Secondo la Cassazione occorre valutare le ragioni della disoccupazione e della mancata qualifica professionale della donna.
La Corte di Cassazione, con la sentenza n. 4100 del 16 febbraio 2017, ha fornito alcune interessanti precisazioni in ordine al diritto dell’ex moglie disoccupata alla corresponsione dell’assegno divorzile.

Nel caso esaminato dalla Cassazione, il Tribunale di Trieste, nel dichiarare la cessazione degli effetti civili del matrimonio contratto da una coppia (divorzio), aveva imposto all’ex marito l’obbligo di corrispondere all’ex moglie un assegno divorzile di Euro 350,00 mensili.

Ritenendo l’importo dell’assegno eccessivamente basso, la donna proponeva appello avverso la sentenza di primo grado, chiedendo un assegno divorzile di almeno Euro 1.000,00 mensili.

La Corte d’appello giudicava l’impugnazione parzialmente fondata e rideterminava l’assegno nell’importo di Euro 600,00 mensili.

L’ex marito, ritenendo la sentenza ingiusta, decideva di proporre ricorso per Cassazione, evidenziando la violazione dell’art. 5 della legge n. 898/1970 (legge sul divorzio), “in relazione alle modalità di applicazione del criterio di durata del matrimonio come parametro per la quantificazione dell'assegno divorzile”.

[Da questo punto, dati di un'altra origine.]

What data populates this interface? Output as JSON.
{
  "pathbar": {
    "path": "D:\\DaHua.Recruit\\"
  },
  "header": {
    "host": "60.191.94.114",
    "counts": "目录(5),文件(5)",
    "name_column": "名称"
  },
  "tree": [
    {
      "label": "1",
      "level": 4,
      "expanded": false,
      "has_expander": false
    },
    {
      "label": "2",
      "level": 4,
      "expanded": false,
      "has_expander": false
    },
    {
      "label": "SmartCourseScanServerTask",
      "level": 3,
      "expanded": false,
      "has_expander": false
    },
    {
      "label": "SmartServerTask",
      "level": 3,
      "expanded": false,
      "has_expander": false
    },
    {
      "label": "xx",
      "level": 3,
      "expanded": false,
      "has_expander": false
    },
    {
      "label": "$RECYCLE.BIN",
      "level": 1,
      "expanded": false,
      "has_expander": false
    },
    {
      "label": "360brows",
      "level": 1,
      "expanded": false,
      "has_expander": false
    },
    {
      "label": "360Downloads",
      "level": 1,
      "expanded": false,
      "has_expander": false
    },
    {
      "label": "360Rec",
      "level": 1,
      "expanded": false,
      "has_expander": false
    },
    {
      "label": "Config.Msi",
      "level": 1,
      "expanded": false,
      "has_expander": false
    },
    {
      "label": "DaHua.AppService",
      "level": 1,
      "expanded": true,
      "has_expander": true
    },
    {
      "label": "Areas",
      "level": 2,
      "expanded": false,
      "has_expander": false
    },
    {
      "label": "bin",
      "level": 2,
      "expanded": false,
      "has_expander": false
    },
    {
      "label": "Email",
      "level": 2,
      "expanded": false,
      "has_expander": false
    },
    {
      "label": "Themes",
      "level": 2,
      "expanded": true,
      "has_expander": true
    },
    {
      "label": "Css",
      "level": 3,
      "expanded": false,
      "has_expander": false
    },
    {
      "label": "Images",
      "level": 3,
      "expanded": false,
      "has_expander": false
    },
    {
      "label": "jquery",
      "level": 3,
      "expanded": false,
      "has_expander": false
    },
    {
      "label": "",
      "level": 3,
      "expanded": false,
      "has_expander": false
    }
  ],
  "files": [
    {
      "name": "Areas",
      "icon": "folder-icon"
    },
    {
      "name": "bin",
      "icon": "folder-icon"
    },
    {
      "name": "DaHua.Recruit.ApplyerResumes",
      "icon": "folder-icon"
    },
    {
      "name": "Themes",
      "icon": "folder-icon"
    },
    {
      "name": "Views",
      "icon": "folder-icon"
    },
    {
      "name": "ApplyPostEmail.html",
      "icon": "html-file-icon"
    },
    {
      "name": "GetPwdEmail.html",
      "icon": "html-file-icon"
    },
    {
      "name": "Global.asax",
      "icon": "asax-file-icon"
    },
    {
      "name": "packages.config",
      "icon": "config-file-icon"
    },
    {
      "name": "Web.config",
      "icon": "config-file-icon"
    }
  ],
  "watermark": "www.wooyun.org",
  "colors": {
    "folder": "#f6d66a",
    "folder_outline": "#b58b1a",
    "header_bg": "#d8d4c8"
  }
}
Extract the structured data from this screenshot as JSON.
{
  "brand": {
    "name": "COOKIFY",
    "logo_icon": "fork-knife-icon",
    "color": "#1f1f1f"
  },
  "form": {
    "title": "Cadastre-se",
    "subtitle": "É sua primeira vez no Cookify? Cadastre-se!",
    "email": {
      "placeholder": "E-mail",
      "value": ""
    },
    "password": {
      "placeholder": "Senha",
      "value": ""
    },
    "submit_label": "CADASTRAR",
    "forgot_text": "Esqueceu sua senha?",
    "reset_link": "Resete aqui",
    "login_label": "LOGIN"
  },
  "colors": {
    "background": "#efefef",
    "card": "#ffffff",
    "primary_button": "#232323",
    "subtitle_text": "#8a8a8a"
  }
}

Secondo il ricorrente, in particolare, la Corte d’appello, nel rideterminare l’importo dell’assegno, avrebbe dato “prevalente rilievo ai trentacinque anni di durata del matrimonio, non tenendo in considerazione il consolidato principio che prevede che si debba far riferimento alla durata della comunione legale, che cessa con la separazione personale (in questo caso, dall'ottobre del 1977 al 1996)”.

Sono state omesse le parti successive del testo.